As the barriers for sharing information evaporate, so does our freedom. We’ve become so careless as a society that we are allowing these destructive acts to become the norm.

Not to mention… the big banks and the governments of the industrialized world are transitioning us to a cashless society.

“Most people think of a cashless society as something that is way off in the distant future. Unfortunately, that is simply not the case. The truth is that a cashless society is much closer than most people would ever dare to imagine. To a large degree, the transition to a cashless society is being done voluntarily.”

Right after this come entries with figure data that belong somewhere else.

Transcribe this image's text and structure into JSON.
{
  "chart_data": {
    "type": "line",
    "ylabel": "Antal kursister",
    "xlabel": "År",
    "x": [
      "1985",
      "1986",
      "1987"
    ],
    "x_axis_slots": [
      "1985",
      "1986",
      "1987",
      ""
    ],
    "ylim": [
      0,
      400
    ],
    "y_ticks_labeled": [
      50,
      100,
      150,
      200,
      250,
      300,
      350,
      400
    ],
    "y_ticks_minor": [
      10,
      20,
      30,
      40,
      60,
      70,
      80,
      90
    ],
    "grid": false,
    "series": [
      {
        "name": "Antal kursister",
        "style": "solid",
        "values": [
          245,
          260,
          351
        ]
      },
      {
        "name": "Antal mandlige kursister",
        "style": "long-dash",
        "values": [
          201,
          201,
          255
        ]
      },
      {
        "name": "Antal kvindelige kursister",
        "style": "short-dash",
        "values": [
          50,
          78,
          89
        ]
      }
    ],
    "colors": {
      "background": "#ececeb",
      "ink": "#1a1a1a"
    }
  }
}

http://crisisboom.com/2012/04/04/the-cashless-society/

“In the future, if you do not surrender your biometric identity information, you may be locked out of the entire financial system.”

Actually, we are running to embrace our surveillance society.

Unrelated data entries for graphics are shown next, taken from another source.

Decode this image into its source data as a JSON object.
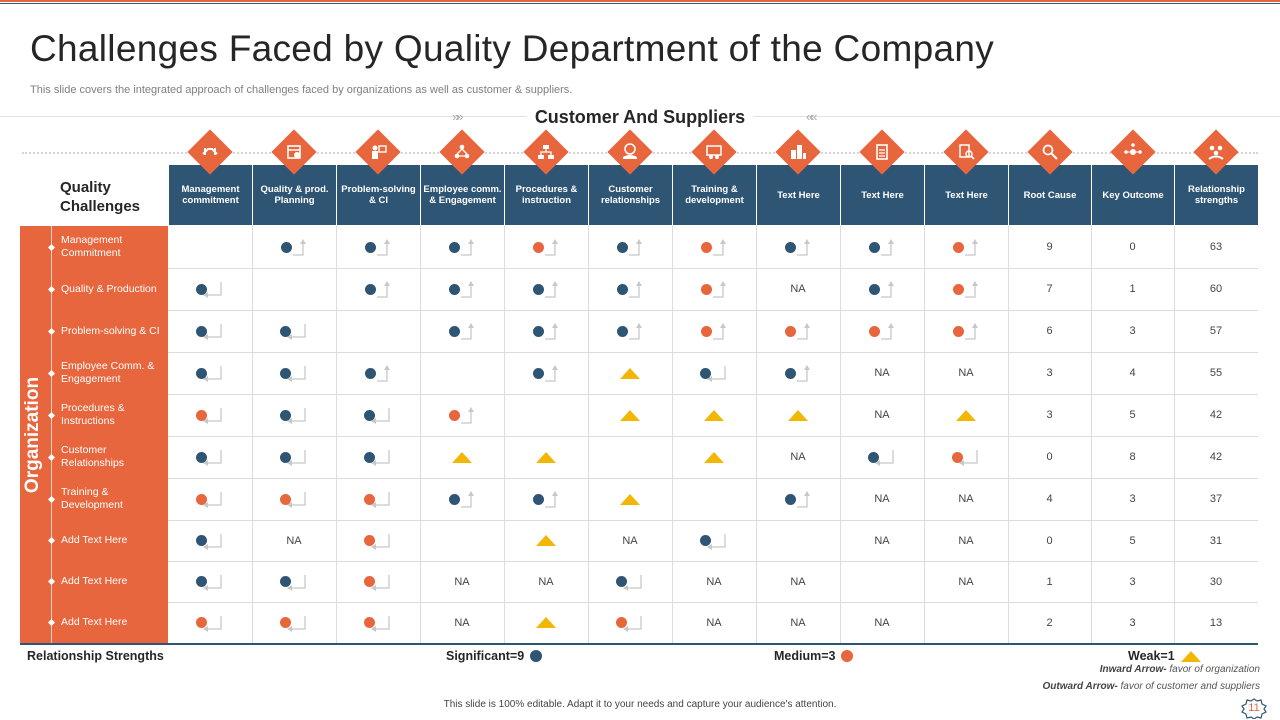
{
  "title": "Challenges Faced by Quality Department of the Company",
  "subtitle": "This slide covers the integrated approach of challenges faced by organizations as well as customer & suppliers.",
  "customer_title": "Customer And Suppliers",
  "quality_challenges": "Quality Challenges",
  "organization_label": "Organization",
  "colors": {
    "orange": "#e8663d",
    "navy": "#2f5574",
    "yellow": "#f2b705"
  },
  "columns": [
    {
      "label": "Management commitment",
      "icon": "handshake-icon"
    },
    {
      "label": "Quality & prod. Planning",
      "icon": "calendar-plan-icon"
    },
    {
      "label": "Problem-solving & CI",
      "icon": "presenter-icon"
    },
    {
      "label": "Employee comm. & Engagement",
      "icon": "team-network-icon"
    },
    {
      "label": "Procedures & instruction",
      "icon": "flowchart-icon"
    },
    {
      "label": "Customer relationships",
      "icon": "customer-hand-icon"
    },
    {
      "label": "Training & development",
      "icon": "training-board-icon"
    },
    {
      "label": "Text Here",
      "icon": "city-icon"
    },
    {
      "label": "Text Here",
      "icon": "clipboard-icon"
    },
    {
      "label": "Text Here",
      "icon": "checklist-search-icon"
    },
    {
      "label": "Root Cause",
      "icon": "analysis-icon"
    },
    {
      "label": "Key Outcome",
      "icon": "key-outcome-icon"
    },
    {
      "label": "Relationship strengths",
      "icon": "people-group-icon"
    }
  ],
  "rows": [
    {
      "label": "Management Commitment",
      "cells": [
        "",
        "B>",
        "B>",
        "B>",
        "O>",
        "B>",
        "O>",
        "B>",
        "B>",
        "O>",
        "9",
        "0",
        "63"
      ]
    },
    {
      "label": "Quality & Production",
      "cells": [
        "B<",
        "",
        "B>",
        "B>",
        "B>",
        "B>",
        "O>",
        "NA",
        "B>",
        "O>",
        "7",
        "1",
        "60"
      ]
    },
    {
      "label": "Problem-solving & CI",
      "cells": [
        "B<",
        "B<",
        "",
        "B>",
        "B>",
        "B>",
        "O>",
        "O>",
        "O>",
        "O>",
        "6",
        "3",
        "57"
      ]
    },
    {
      "label": "Employee Comm. & Engagement",
      "cells": [
        "B<",
        "B<",
        "B>",
        "",
        "B>",
        "T",
        "B<",
        "B>",
        "NA",
        "NA",
        "3",
        "4",
        "55"
      ]
    },
    {
      "label": "Procedures & Instructions",
      "cells": [
        "O<",
        "B<",
        "B<",
        "O>",
        "",
        "T",
        "T",
        "T",
        "NA",
        "T",
        "3",
        "5",
        "42"
      ]
    },
    {
      "label": "Customer Relationships",
      "cells": [
        "B<",
        "B<",
        "B<",
        "T",
        "T",
        "",
        "T",
        "NA",
        "B<",
        "O<",
        "0",
        "8",
        "42"
      ]
    },
    {
      "label": "Training & Development",
      "cells": [
        "O<",
        "O<",
        "O<",
        "B>",
        "B>",
        "T",
        "",
        "B>",
        "NA",
        "NA",
        "4",
        "3",
        "37"
      ]
    },
    {
      "label": "Add Text Here",
      "cells": [
        "B<",
        "NA",
        "O<",
        "",
        "T",
        "NA",
        "B<",
        "",
        "NA",
        "NA",
        "0",
        "5",
        "31"
      ]
    },
    {
      "label": "Add Text Here",
      "cells": [
        "B<",
        "B<",
        "O<",
        "NA",
        "NA",
        "B<",
        "NA",
        "NA",
        "",
        "NA",
        "1",
        "3",
        "30"
      ]
    },
    {
      "label": "Add Text Here",
      "cells": [
        "O<",
        "O<",
        "O<",
        "NA",
        "T",
        "O<",
        "NA",
        "NA",
        "NA",
        "",
        "2",
        "3",
        "13"
      ]
    }
  ],
  "legend": {
    "title": "Relationship Strengths",
    "significant": "Significant=9",
    "medium": "Medium=3",
    "weak": "Weak=1"
  },
  "notes": {
    "inward_bold": "Inward Arrow-",
    "inward_text": " favor of organization",
    "outward_bold": "Outward Arrow-",
    "outward_text": " favor of customer and suppliers"
  },
  "footer": "This slide is 100% editable.  Adapt it to your needs and capture your audience's attention.",
  "page_number": "11"
}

“It’s not all about Big Brother or Big Business, either. Widespread electronic scrutiny is usually denounced as a creation of political tyranny or corporate greed. But the rise of omnipresent surveillance will be driven as much by ordinary citizens’ understandable—even laudatory—desires for security, control, and comfort as by the imperatives of business and government. “Nanny cams,” global-positioning locators, police and home security networks, traffic jam monitors, medical-device radio-frequency tags, small-business webcams: the list of monitoring devices employed by and for average Americans is already long, and it will only become longer. Extensive surveillance, in short, is coming into being because people like and want it.” - Dan Farmer and Charles C. Mann, “Surveillance Nation”

http://www.technologyreview.com/business/13128/

Denis Neville said...

Thunderclap of tweets

Via Up with Chris Hayes:

Matt Taibbi, “How Wall Street Killed Financial Reform” and Rolling Stone, “Help Matt Taibbi Stand Up for Wall Street Reform”

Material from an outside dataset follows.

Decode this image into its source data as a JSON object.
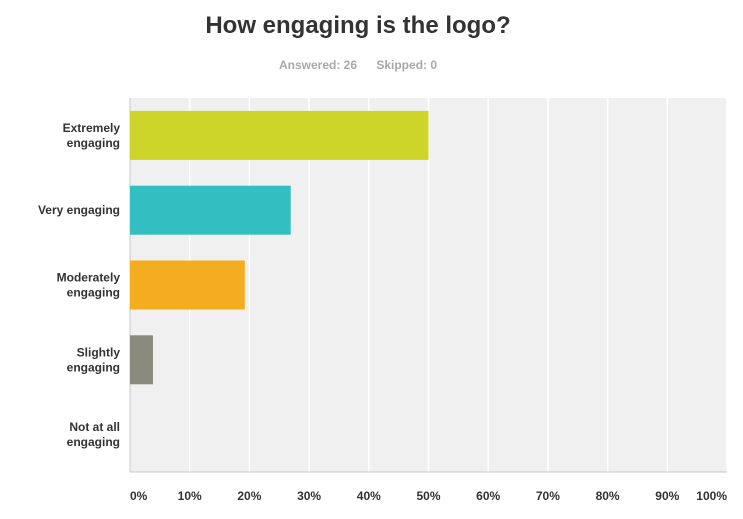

“To get the word out about Wall Street's anti-reform push and stiffen spines in congress, we're trying out Thunderclap [https://www.thunderclap.it/about], a cool new technology that lets groups of people tweet a single message together at the same time, breaking through the din and reaching a potentially massive audience. Here's how it works:

http://www.rollingstone.com/politics/blogs/national-affairs/help-matt-taibbi-stand-up-for-wall-street-reform-20120530

“Thunderclap, A New Tool For Amplifying Your Tweet Into a Sonic Boom,” Jeff Bercovici, Forbes:

http://www.forbes.com/sites/jeffbercovici/2012/05/31/thunderclap-a-new-tool-for-amplifying-your-tweet-into-a-sonic-boom/

What about us who still use the now ancient, desk-top friendly email; who don't tweet or friend or participate in any other narcissistic "social media" ego trip?

Tweets into sonic booms?

What does it look like when a world dies?

“We are the hollow men
We are the stuffed men
Leaning together
Headpiece filled with straw. Alas!

This is the way the world ends
This is the way the world ends
This is the way the world ends
Not with a bang but a whimper.”
— T.S. Eliot, "The Hollow Men"

Zee said...

@Denis--

Thanks for the additional links regarding our society's headlong rush to voluntarily embrace our own surveillance.

One thing that I would like to clarify regarding my earlier remark was that I most definitely did not intend to imply that you or anyone else in this forum is eager to surrender his/her privacy for any reason whatsoever.

I chose my words poorly when trying to express my shock that anyone would care to do so, as illustrated by the BBC video clip.